Supplementation can replace lost collagen, helping a dog to maintain a healthy, moisturised skin, a shiny, soft coat and strong, long-lasting nails. Fresh animal proteins, bones, and tendons all contain collagen. Bone broth or giving your dog chewable bones can be helpful, as well as collagen supplements that are sold widely. Dogs should consume 8 grams of collagen daily per 25 pounds.
Brush-on nail hardener is a great alternative to Super Glue
Super Glue is not suitable for use on dogs. It can cause pain, swelling, and infection if it’s applied to broken or split nails.
Moisturize your toes for stronger nails
Winter is a tough season for dog nails due to the cold temperatures, low humidity and salts and chemicals that melt ice. Protect your dog’s toes when it’s freezing outside.
Musher’s Secret, and other products that moisturize and reduce brittleness of the nails can help to prevent nail splits.

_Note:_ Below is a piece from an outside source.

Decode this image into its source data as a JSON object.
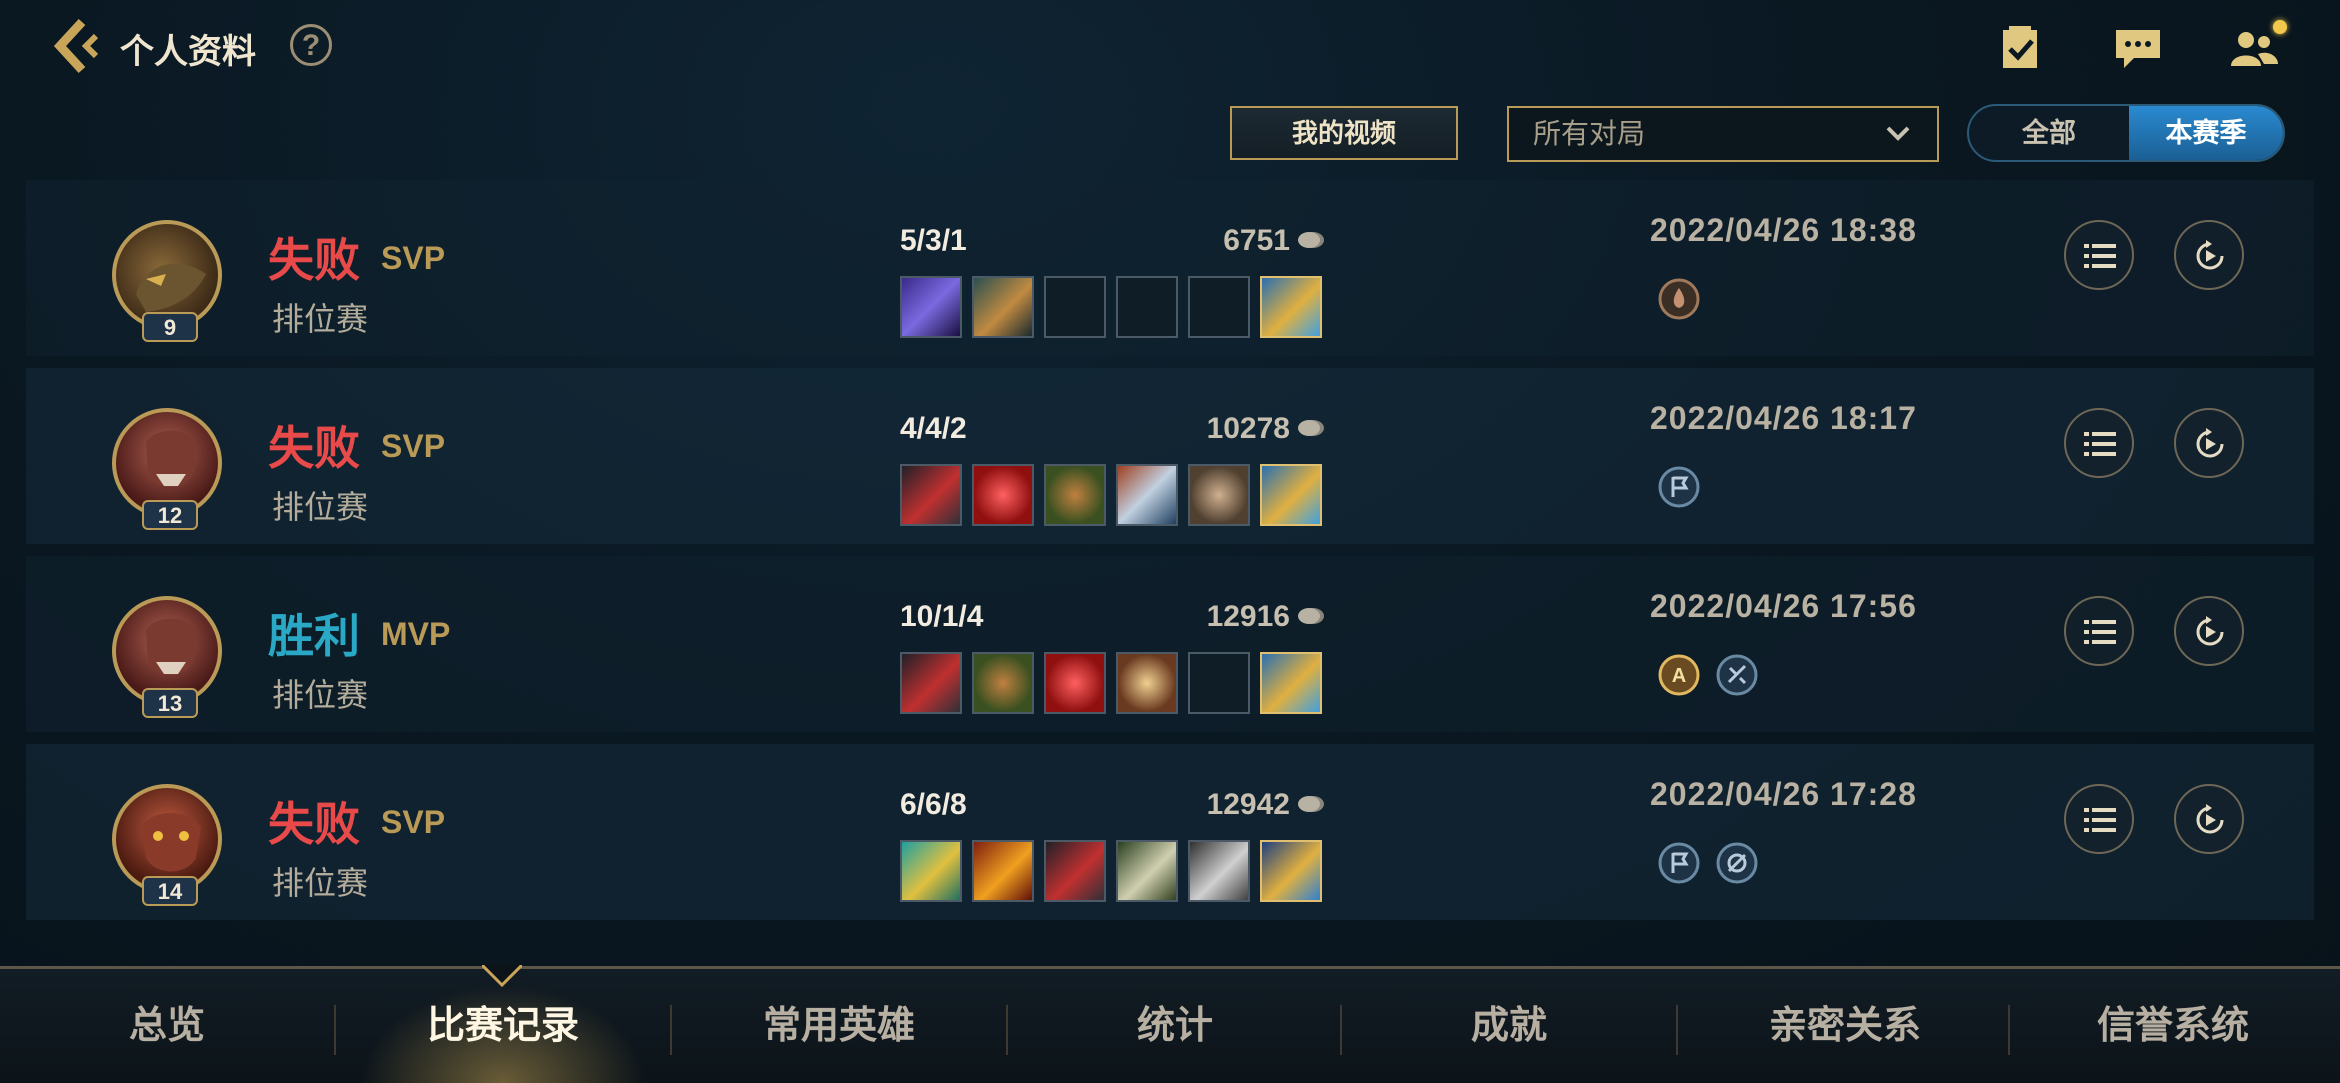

You can find herbal salves containing calendula flowers, horsetail herb (shavegrass), or myrrh oil at your local natural foods store. These are safe to use on dogs’ nails and will not damage them. Massage a moisturizing or salve into your dog’s nails, paw pads and nail bed every day or two. You can also make your own products to keep the nails of your dog strong and supple.
When should I consult a vet about my dog’s nails?
If your dog has broken or split nails repeatedly, you should schedule an appointment with your veterinarian. The underlying cause could be a fungal or bacterial infection, an autoimmune disorder such as lupus or pemphigus, allergies, ringworm or other bacterial infections. It may also be an endocrine disorder or an infection called symmetrical lupoid nychodystrophy, which begins in the nail bed of the dew claw and causes pain, disintegrating and misshap
Make a note of every broken or split nail that your dog experiences on your calendar. If he gets more than two per year, you should discuss it with your vet.
Which dogs are at the highest risk of having their nails broken or split?
Nail splits can occur in dogs that are older, athletic, or have long or weak nails.
The genetics also play a part. Amelia White DVM, DACVD is a professor at Auburn University and a veterinary dermatologist. She says that breeds predisposed for autoimmunity caused nail breaking are the Boxer (German Shepherd), Golden Retriever (Golden Retriever), Greyhound, Labrador Retriever (Labrador Retriever), Miniature Schnauzer Rottweiler and Siberian Husky. Breeds that are prone to allergies and cause dogs’ nails to be broken and chewed include Golden Retrievers, Terriers and German Shepherds.
Why are my dog’s nails splitting? Whole Dog Journal.